Pop-ups are particularly valuable to online-only retailers as they provide a way for customers to physically interact with a product and make a connection with the brand in a unique environment. They are also a way for retailers to test the waters and gain market knowledge, which can contribute to business decisions like deciding on the best location for a flagship store in a particular market.

BaubleBar, a jewelry retailer that was strictly eCommerce at its inception, began implementing pop-up shops in its marketing strategy in 2013. The brand opened its first shop in the meatpacking district of New York City early in the year and focused on creating an interactive consumer experience to connect with loyal customers and reach new ones.

Brandchannel recalled BaubleBar’s efforts to enhance and personalize the customer experience by featuring in-store touchscreens, a bar serving Godiva cocktails, and even launching an App to help engage shoppers. Pop-up shoppers were encouraged to take photos while browsing and upload them via Olapic, a platform that places user-generated content directly on a brand’s website, which drove even more traffic to their site.
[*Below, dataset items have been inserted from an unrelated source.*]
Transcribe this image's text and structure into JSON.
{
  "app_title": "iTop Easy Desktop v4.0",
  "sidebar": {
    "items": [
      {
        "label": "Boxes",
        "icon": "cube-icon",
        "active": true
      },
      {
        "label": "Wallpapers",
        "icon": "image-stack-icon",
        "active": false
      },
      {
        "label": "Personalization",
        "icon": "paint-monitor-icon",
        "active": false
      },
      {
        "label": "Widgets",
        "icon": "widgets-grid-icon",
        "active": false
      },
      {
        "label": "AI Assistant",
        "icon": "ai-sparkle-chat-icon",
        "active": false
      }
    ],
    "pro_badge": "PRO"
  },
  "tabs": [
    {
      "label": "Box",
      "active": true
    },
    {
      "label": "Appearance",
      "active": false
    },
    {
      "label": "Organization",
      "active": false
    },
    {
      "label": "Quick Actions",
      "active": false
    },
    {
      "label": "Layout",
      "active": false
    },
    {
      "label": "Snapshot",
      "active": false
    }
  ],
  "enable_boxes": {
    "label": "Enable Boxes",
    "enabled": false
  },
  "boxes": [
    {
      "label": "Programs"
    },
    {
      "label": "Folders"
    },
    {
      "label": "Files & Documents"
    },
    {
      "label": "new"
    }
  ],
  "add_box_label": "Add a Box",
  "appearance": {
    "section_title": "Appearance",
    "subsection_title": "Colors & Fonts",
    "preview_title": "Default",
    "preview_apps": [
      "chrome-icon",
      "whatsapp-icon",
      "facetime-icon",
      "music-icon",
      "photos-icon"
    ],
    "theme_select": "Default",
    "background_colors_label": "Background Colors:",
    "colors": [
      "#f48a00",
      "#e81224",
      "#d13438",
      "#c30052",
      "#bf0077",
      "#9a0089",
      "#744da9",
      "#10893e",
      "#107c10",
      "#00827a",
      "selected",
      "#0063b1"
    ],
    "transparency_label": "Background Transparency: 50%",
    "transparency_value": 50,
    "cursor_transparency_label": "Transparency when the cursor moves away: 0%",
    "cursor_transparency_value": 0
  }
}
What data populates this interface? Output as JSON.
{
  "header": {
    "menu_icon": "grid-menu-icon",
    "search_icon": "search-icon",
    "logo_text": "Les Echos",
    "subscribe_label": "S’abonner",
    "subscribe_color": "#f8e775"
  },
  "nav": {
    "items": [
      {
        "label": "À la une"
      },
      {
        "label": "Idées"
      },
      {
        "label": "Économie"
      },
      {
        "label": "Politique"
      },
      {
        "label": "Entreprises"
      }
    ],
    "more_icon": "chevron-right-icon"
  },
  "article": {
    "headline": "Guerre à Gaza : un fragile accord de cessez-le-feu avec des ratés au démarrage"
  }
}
Not only was BaubleBar’s pop-up successful in expanding brand awareness, it helped the company gain valuable market knowledge and now they are planning to open their first brick and mortar location in Long Island’s Roosevelt Field Mall.

Nationally known technical performance clothing brand Kit and Ace has taken a similar approach to the use of pop-up shops, especially for market research during expansion.

 

Kit Ace blog image

Kit and Ace on Henderson Ave. in Dallas, TX

 

CBRE’s Scott Muller and Katie Braden represents the brand in their search for pop-up space throughout the U.S. They currently have 35 stores in the U.S.; nearly 20 of which are pop-ups. Six more stores are set to open in 2016.

Kit and Ace have used pop-ups as a way to gauge a market and gain brand recognition before deciding on the best location for a flagship store. For example, their pop-up shop in Nolita, New York became a permanent location based on its positive performance. The Dallas location on Henderson is in the midst of its pop-up lease and will determine soon if staying on Henderson is the best fit or if the store would be better off at a different location.

With leases that can last from six months to two years, a brand can experience firsthand the demographics the location attracts, area foot traffic, and sales. The ability to test a market before investing huge amounts of money is a great advantage for the future success of a company.

When it comes to finding space for a pop-up shop, one of the challenges Katie and her team work around is trying to find space in a tight market where landlords are less interested in short-term leases.

“Building long-term relationships in markets is crucial with any type of real estate deal, but it is especially valuable when trying to find space for clients such as pop-up shops due to their need for short-term leases,” said Katie. “The landlords we work with trust us when we bring them a tenant that we believe will add value to their property and have positive gain.”

Kit Ace interior

Pop-up shops are a great marketing tool for startups and established brands alike. While the pop-up shop trend grows along with the retail market as a whole, it will be interesting to see how their role in business development continues to evolve.